Было тихо и тепло. Из леса доносились приглушенные крики ночных птиц, где-то на краю поселка тоненько тренькала балалайка. Варя заметила, как Кузнецов машинально дотронулся до кобуры нагана. Как она ни старалась, но не смогла сдержать короткий смешок. Иван удивленно покосился на нее.

— Вы боитесь потерять… оружие?

— Дурная привычка, — сразу понял он, о чем речь. — На границе со мной произошел случай. В какой-то праздник я с товарищем пошел в латышский поселок на танцы. Время было тревожное, и нам разрешили носить с собой оружие. Был такой же вечер, танцевали прямо на лужайке под луной. У латышей есть такой танец… забыл, как называется. В общем, становятся в круг, все обхватывают друг друга за плечи и то в одну сторону, то в другую… Во время этого танца у меня вытащили револьвер.
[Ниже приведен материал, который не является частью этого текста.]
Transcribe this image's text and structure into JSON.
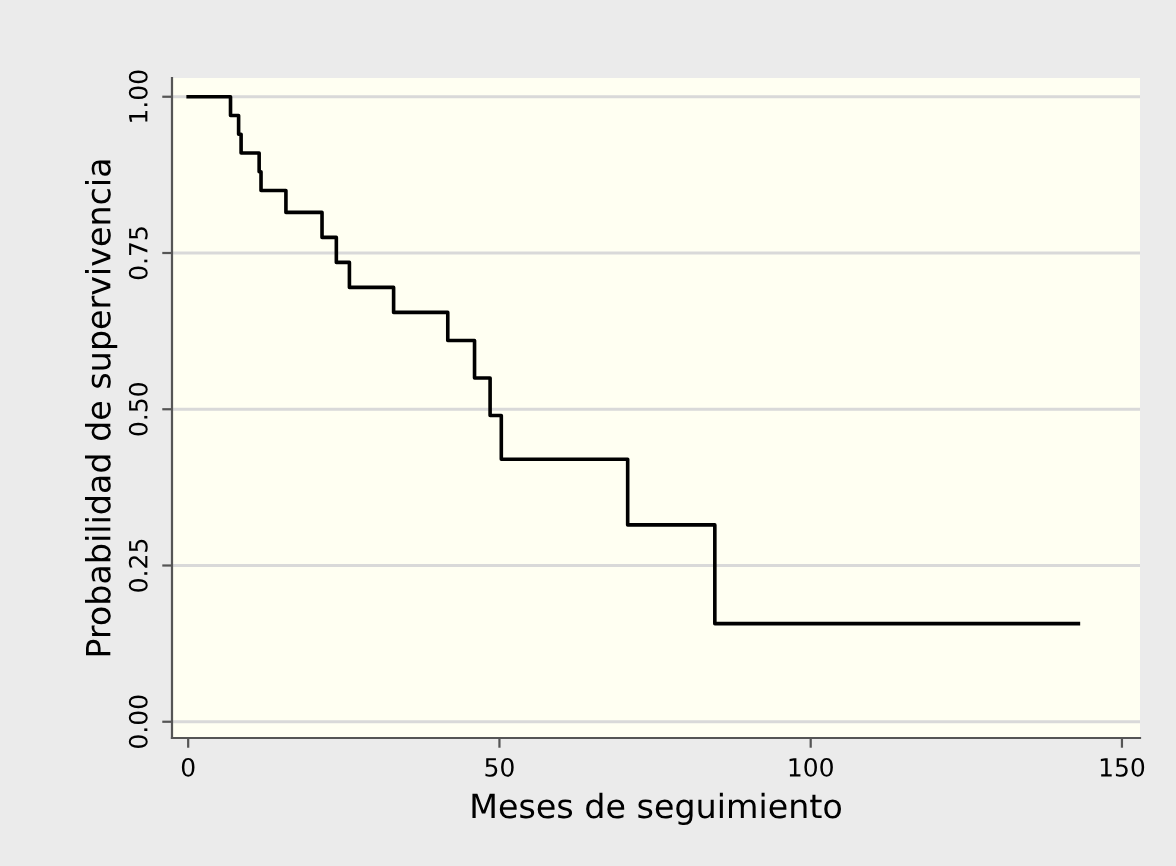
{
  "chart_data": {
    "type": "step",
    "xlabel": "Meses de seguimiento",
    "ylabel": "Probabilidad de supervivencia",
    "x": [
      0,
      6.8,
      8.1,
      8.5,
      11.4,
      11.7,
      15.7,
      21.5,
      23.8,
      25.9,
      33.0,
      41.7,
      46.0,
      48.5,
      50.3,
      70.6,
      84.6,
      143
    ],
    "series": [
      {
        "color": "#000000",
        "values": [
          1.0,
          0.97,
          0.94,
          0.91,
          0.88,
          0.85,
          0.815,
          0.775,
          0.735,
          0.695,
          0.655,
          0.61,
          0.55,
          0.49,
          0.42,
          0.315,
          0.157,
          0.157
        ]
      }
    ],
    "xlim": [
      -2.6,
      152.9
    ],
    "ylim": [
      -0.026,
      1.03
    ],
    "xticks": [
      0,
      50,
      100,
      150
    ],
    "yticks": [
      {
        "value": 0,
        "label": "0.00"
      },
      {
        "value": 0.25,
        "label": "0.25"
      },
      {
        "value": 0.5,
        "label": "0.50"
      },
      {
        "value": 0.75,
        "label": "0.75"
      },
      {
        "value": 1,
        "label": "1.00"
      }
    ],
    "grid": "y",
    "legend": false
  }
}
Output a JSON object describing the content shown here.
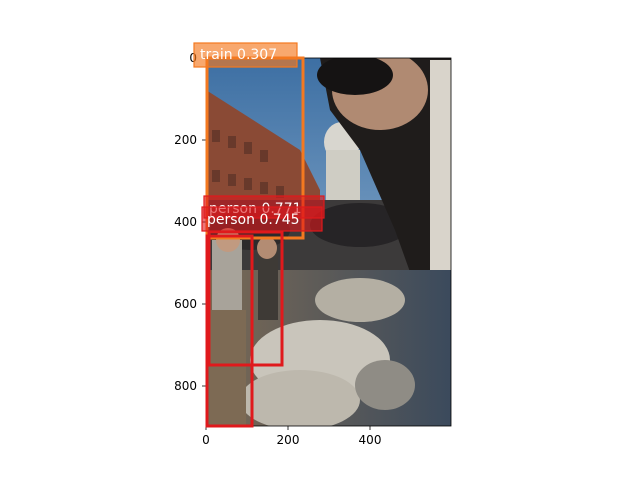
{
  "image": {
    "description_icon": "photo-crowd-with-sheep-icon"
  },
  "axes": {
    "x_ticks": [
      "0",
      "200",
      "400"
    ],
    "y_ticks": [
      "0",
      "200",
      "400",
      "600",
      "800"
    ]
  },
  "detections": [
    {
      "label": "train 0.307",
      "color": "#f47920"
    },
    {
      "label": "person 0.771",
      "color": "#e0191c"
    },
    {
      "label": "person 0.745",
      "color": "#e0191c"
    }
  ]
}
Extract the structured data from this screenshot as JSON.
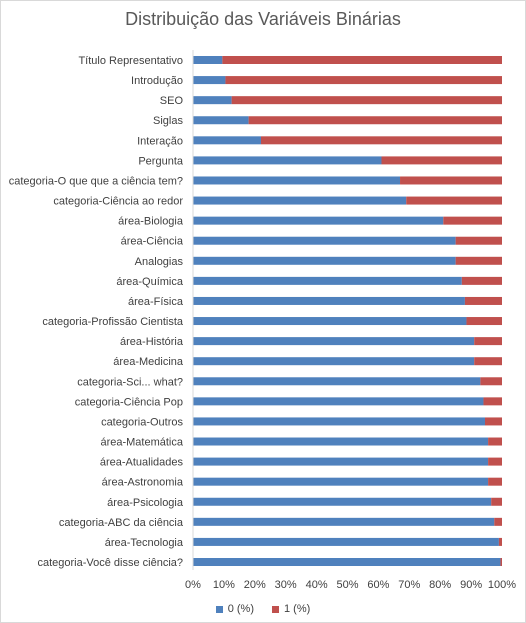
{
  "chart_data": {
    "type": "bar",
    "orientation": "horizontal",
    "stacked": "percent",
    "title": "Distribuição das Variáveis Binárias",
    "categories": [
      "Título Representativo",
      "Introdução",
      "SEO",
      "Siglas",
      "Interação",
      "Pergunta",
      "categoria-O que que a ciência tem?",
      "categoria-Ciência ao redor",
      "área-Biologia",
      "área-Ciência",
      "Analogias",
      "área-Química",
      "área-Física",
      "categoria-Profissão Cientista",
      "área-História",
      "área-Medicina",
      "categoria-Sci... what?",
      "categoria-Ciência Pop",
      "categoria-Outros",
      "área-Matemática",
      "área-Atualidades",
      "área-Astronomia",
      "área-Psicologia",
      "categoria-ABC da ciência",
      "área-Tecnologia",
      "categoria-Você disse ciência?"
    ],
    "series": [
      {
        "name": "0 (%)",
        "color": "#4f81bd",
        "values": [
          9.5,
          10.5,
          12.5,
          18,
          22,
          61,
          67,
          69,
          81,
          85,
          85,
          87,
          88,
          88.5,
          91,
          91,
          93,
          94,
          94.5,
          95.5,
          95.5,
          95.5,
          96.5,
          97.5,
          99,
          99.5
        ]
      },
      {
        "name": "1 (%)",
        "color": "#c0504d",
        "values": [
          90.5,
          89.5,
          87.5,
          82,
          78,
          39,
          33,
          31,
          19,
          15,
          15,
          13,
          12,
          11.5,
          9,
          9,
          7,
          6,
          5.5,
          4.5,
          4.5,
          4.5,
          3.5,
          2.5,
          1,
          0.5
        ]
      }
    ],
    "xlim": [
      0,
      100
    ],
    "x_ticks": [
      "0%",
      "10%",
      "20%",
      "30%",
      "40%",
      "50%",
      "60%",
      "70%",
      "80%",
      "90%",
      "100%"
    ],
    "legend_position": "bottom",
    "grid": false
  }
}
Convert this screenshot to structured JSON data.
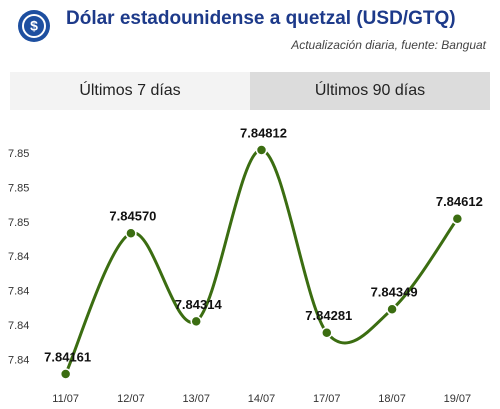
{
  "header": {
    "title": "Dólar estadounidense a quetzal (USD/GTQ)",
    "subtitle": "Actualización diaria, fuente: Banguat"
  },
  "tabs": [
    "Últimos 7 días",
    "Últimos 90 días"
  ],
  "chart_data": {
    "type": "line",
    "categories": [
      "11/07",
      "12/07",
      "13/07",
      "14/07",
      "17/07",
      "18/07",
      "19/07"
    ],
    "values": [
      7.84161,
      7.8457,
      7.84314,
      7.84812,
      7.84281,
      7.84349,
      7.84612
    ],
    "value_labels": [
      "7.84161",
      "7.84570",
      "7.84314",
      "7.84812",
      "7.84281",
      "7.84349",
      "7.84612"
    ],
    "color": "#3b6d11",
    "ylim": [
      7.841,
      7.8487
    ],
    "yticks": [
      {
        "value": 7.848,
        "label": "7.85"
      },
      {
        "value": 7.847,
        "label": "7.85"
      },
      {
        "value": 7.846,
        "label": "7.85"
      },
      {
        "value": 7.845,
        "label": "7.84"
      },
      {
        "value": 7.844,
        "label": "7.84"
      },
      {
        "value": 7.843,
        "label": "7.84"
      },
      {
        "value": 7.842,
        "label": "7.84"
      }
    ]
  }
}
К счастью, я хватился почти сразу… И знаете, кто это сделал?

— Красивая белокурая латышка?

— Пацаненок лет двенадцати, он прикидывался дурачком, все время вертелся под ногами. Конечно, его подучили. Потом мы за ниточку вытащили карася покрупнее.

У освещенного клуба они остановились. Из комнаты доносились девичьи голоса, топот ног, смех, иногда лампу загораживала чья-то голова. В сумраке лицо Кузнецова казалось грустным, из-под лакированного козырька военной фуражки выбились пряди густых волос, Юсуп черной тенью возник в освещенном квадрате, блеснул на них зелеными фонарями и снова растворился в ночи.

— Жалко, что вы не умеете на гармошке играть, — вдруг сказала Варя.

Он пристально посмотрел ей в глаза. Варя, подумала, что, если он сейчас ее поцелует, она не оттолкнет… Но он лишь глубоко вздохнул, отвел взгляд.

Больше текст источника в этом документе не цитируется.